Klage über Einschränkungen Palästinensische Präsidentenwahl: Gespannte Ruhe
Ramallah/Gaza (rpo). Einen Tag vor der palästinensischen Präsidentschaftswahl herrscht teils Chaos im Gazastreifen. Dies könnte die Wahl negativ beeinflusen. Derweil wurden im Gazastreifen zwei spanische Journalisten für kurze Zeit entführt.
Bei den Kidnappern handelte es sich um Mitglieder der Al-Aksa-Märtyrerbrigaden. Die Journalisten, die zur Zeit des Vorfalls Bilder eines zerstörten Hauses im Flüchtlingslager Chan Junis machten, wurden nach anderthalb Stunden unverletzt freigelassen. Die Täter hätten aus persönlichen Gründen gehandelt, sagte ein Sprecher der Märtyrerbrigaden, und verurteilte die Aktion.
Der Vorfall belegte die chaotische Lage im Gazastreifen, die auch die Wahl belasten könnte. Rund 1,8 Millionen Palästinenser sind am Sonntag aufgerufen, einen Nachfolger für Jassir Arafat zu bestimmen. Als klarer Favorit geht PLO-Chef und Interimspräsident Mahmud Abbas ins Rennen. Sein stärkster Rivale, der Menschenrechtsaktivist Mustafa Barghuti, kam in Umfragen nicht einmal auf die Hälfte von Abbas' Stimmen.
Als entschiedener Gegner der seit mehr als vier Jahren andauernden Intifada setzte sich der 69-Jährige Abbas im Wahlkampf für eine zügige Wiederaufnahme der Friedensgespräche mit der israelischen Regierung ein.
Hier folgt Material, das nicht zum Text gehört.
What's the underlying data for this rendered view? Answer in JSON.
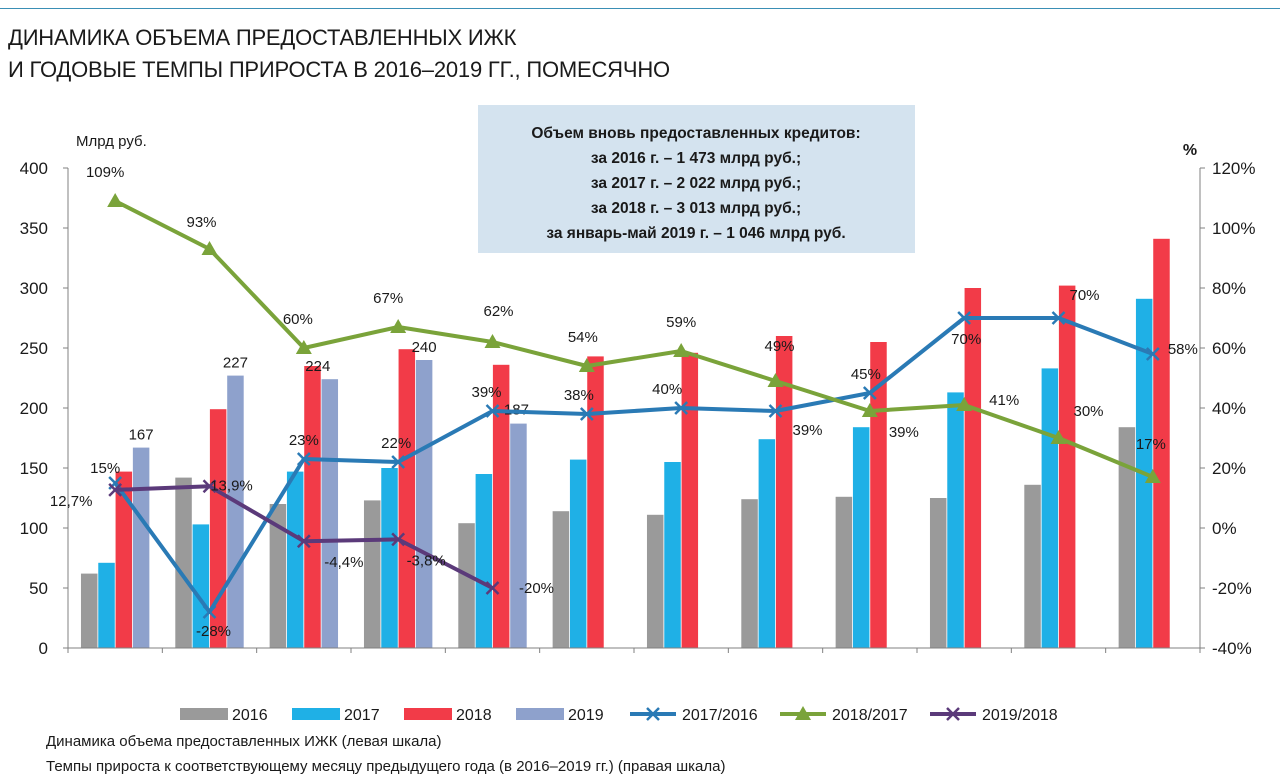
{
  "header": {
    "title_line1": "ДИНАМИКА ОБЪЕМА ПРЕДОСТАВЛЕННЫХ ИЖК",
    "title_line2": "И ГОДОВЫЕ ТЕМПЫ ПРИРОСТА В 2016–2019 ГГ., ПОМЕСЯЧНО"
  },
  "infobox": {
    "lines": [
      "Объем вновь предоставленных кредитов:",
      "за 2016 г. – 1 473 млрд руб.;",
      "за 2017 г. – 2 022 млрд руб.;",
      "за 2018 г. – 3 013 млрд руб.;",
      "за январь-май 2019 г. – 1 046 млрд руб."
    ],
    "bg_color": "#d4e3ef"
  },
  "footnotes": [
    "Динамика объема предоставленных ИЖК (левая шкала)",
    "Темпы прироста к соответствующему месяцу предыдущего года (в 2016–2019 гг.) (правая шкала)"
  ],
  "chart_data": {
    "type": "bar",
    "months": 12,
    "left_axis": {
      "label": "Млрд руб.",
      "min": 0,
      "max": 400,
      "ticks": [
        0,
        50,
        100,
        150,
        200,
        250,
        300,
        350,
        400
      ]
    },
    "right_axis": {
      "label": "%",
      "min": -40,
      "max": 120,
      "ticks": [
        "-40%",
        "-20%",
        "0%",
        "20%",
        "40%",
        "60%",
        "80%",
        "100%",
        "120%"
      ]
    },
    "bar_series": [
      {
        "name": "2016",
        "color": "#9a9a9a",
        "values": [
          62,
          142,
          120,
          123,
          104,
          114,
          111,
          124,
          126,
          125,
          136,
          184
        ]
      },
      {
        "name": "2017",
        "color": "#1fb0e6",
        "values": [
          71,
          103,
          147,
          150,
          145,
          157,
          155,
          174,
          184,
          213,
          233,
          291
        ]
      },
      {
        "name": "2018",
        "color": "#f23b48",
        "values": [
          147,
          199,
          235,
          249,
          236,
          243,
          246,
          260,
          255,
          300,
          302,
          341
        ]
      },
      {
        "name": "2019",
        "color": "#8ea1cc",
        "values": [
          167,
          227,
          224,
          240,
          187
        ]
      }
    ],
    "bar_value_labels": {
      "2019": [
        "167",
        "227",
        "224",
        "240",
        "187"
      ]
    },
    "line_series": [
      {
        "name": "2017/2016",
        "color": "#2a7ab5",
        "marker": "x",
        "values": [
          15,
          -28,
          23,
          22,
          39,
          38,
          40,
          39,
          45,
          70,
          70,
          58
        ],
        "labels": [
          "15%",
          "-28%",
          "23%",
          "22%",
          "39%",
          "38%",
          "40%",
          "39%",
          "45%",
          "70%",
          "70%",
          "58%"
        ]
      },
      {
        "name": "2018/2017",
        "color": "#7aa33a",
        "marker": "triangle",
        "values": [
          109,
          93,
          60,
          67,
          62,
          54,
          59,
          49,
          39,
          41,
          30,
          17
        ],
        "labels": [
          "109%",
          "93%",
          "60%",
          "67%",
          "62%",
          "54%",
          "59%",
          "49%",
          "39%",
          "41%",
          "30%",
          "17%"
        ]
      },
      {
        "name": "2019/2018",
        "color": "#5b3a7a",
        "marker": "x",
        "values": [
          12.7,
          13.9,
          -4.4,
          -3.8,
          -20
        ],
        "labels": [
          "12,7%",
          "13,9%",
          "-4,4%",
          "-3,8%",
          "-20%"
        ]
      }
    ],
    "legend_position": "bottom",
    "grid": false
  }
}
Auf der anderen Seite streckte er die Arme nach dem gewaltbereiten Teil der Wählerschaft aus und stellte sich demonstrativ hinter die bewaffneten palästinensischen Gruppen.
Barghuti der Reformer
Der 50-Jährige Mustafa Barghuti hat sich im Wahlkampf als Reformer, Fürsprecher der Armen und als Kämpfer gegen die Korruption in der palästinensischen Autonomiebehörde dargestellt. Er ist ein entfernter Cousin des populären Fatah-Politikers Marwan Barghuti, der wegen Beteiligung an Terroranschlägen eine lebenslange Haftstrafe in Israel verbüßt.
Die Wahllokale sollten am Sonntag um 07.00 Uhr Ortszeit (08.00 Uhr MEZ) öffnen und zwölf Stunden später schließen. Mit den ersten Ergebnissen wurde in der Nacht zum Montag gerechnet.
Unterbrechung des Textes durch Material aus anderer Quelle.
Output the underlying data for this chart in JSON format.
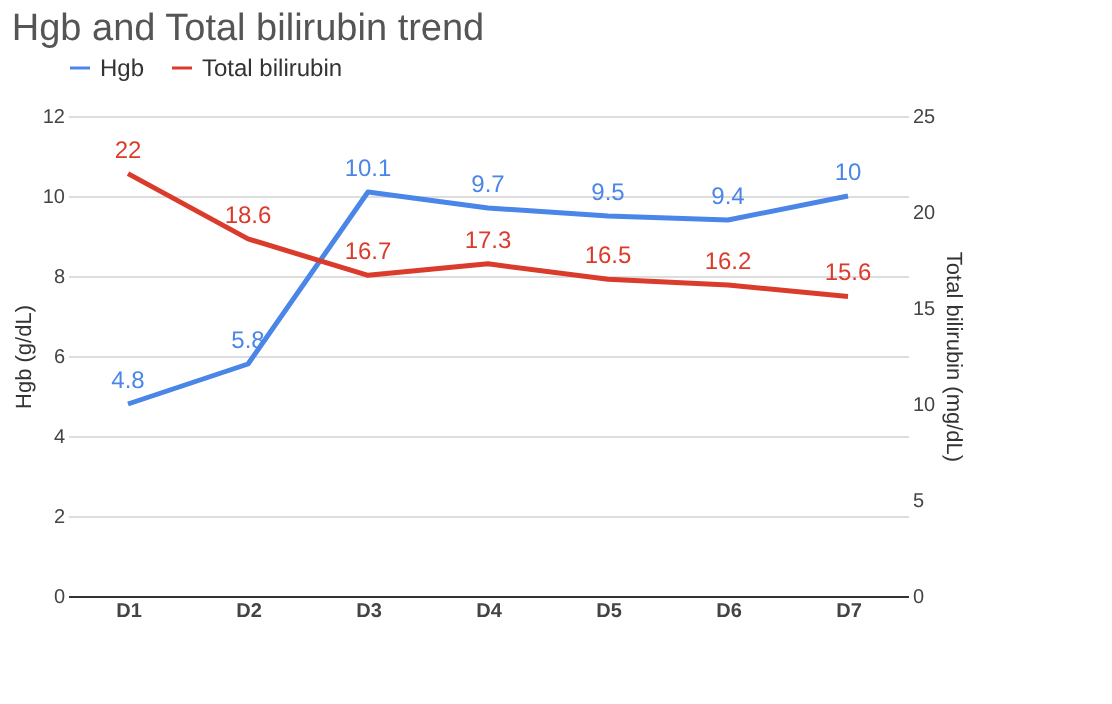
{
  "chart_data": {
    "type": "line",
    "title": "Hgb and Total bilirubin trend",
    "ylabel": "Hgb (g/dL)",
    "y2label": "Total bilirubin (mg/dL)",
    "categories": [
      "D1",
      "D2",
      "D3",
      "D4",
      "D5",
      "D6",
      "D7"
    ],
    "series": [
      {
        "name": "Hgb",
        "color": "#4a86e8",
        "values": [
          4.8,
          5.8,
          10.1,
          9.7,
          9.5,
          9.4,
          10
        ]
      },
      {
        "name": "Total bilirubin",
        "color": "#db3b2b",
        "axis": "y2",
        "values": [
          22,
          18.6,
          16.7,
          17.3,
          16.5,
          16.2,
          15.6
        ]
      }
    ],
    "ylim": [
      0,
      12
    ],
    "yticks": [
      0,
      2,
      4,
      6,
      8,
      10,
      12
    ],
    "y2lim": [
      0,
      25
    ],
    "y2ticks": [
      0,
      5,
      10,
      15,
      20,
      25
    ],
    "data_labels": true,
    "grid": "y",
    "legend": "top",
    "marker": "none",
    "line_style": "solid"
  }
}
Abgesehen von der Entführung in Chan Junis herrschte in den palästinensischen Gebieten am Samstag eine gespannte Ruhe. Internationale Wahlbeobachter untersuchten die Situation an israelischen Kontrollposten im Westjordanland und im Gazastreifen. Palästinensische Politiker beklagten sich, Israel halte sein Versprechen, die Reisebeschränkungen zur Wahl zu erleichtern, nicht vollständig ein.
An einer Kontrollstelle in Gaza warteten am Samstag mehrere hundert Autos. Palästinenser berichteten, ein 60 Jahre alter Insasse eines Taxis sei dort von Soldaten erschossen worden. Die israelische Armee erklärte, Soldaten hätten auf einen sich nähernden Bewaffneten geschossen. Später am Samstag entspannte sich die Lage an dem Posten wieder.
Carter trifft Abbas
Der frühere US-Präsident Jimmy Carter, der einer Delegation amerikanischer Wahlbeobachter vorsteht, traf mit PLO-Chef Abbas zusammen. Nach dem Treffen besuchte Carter das Grab Arafats.
Israel hat versprochen, die palästinensische Wahl zu unterstützen, unter anderem durch einen 72-stündigen Rückzug der Truppen aus verschiedenen Städten in den Autonomiegebieten. Außerdem sollten Reisebeschränkungen für den Wahltag gelockert werden.
Die Vorbereitungen für die Wahl waren nach palästinensischen Angaben am Samstag abgeschlossen. Die Urnen seien an fast alle der über 1.000 Wahllokale im Westjordanland und im Gazastreifen ausgeliefert worden. Lediglich in der Nähe von Nablus gebe es Probleme, acht Dörfer zu erreichen. Schuld seien Sperren und Ausgehverbote. Doch man wolle Kontakt mit den israelischen Stellen aufnehmen, um die Übergabe der Wahlurnen zu koordinieren.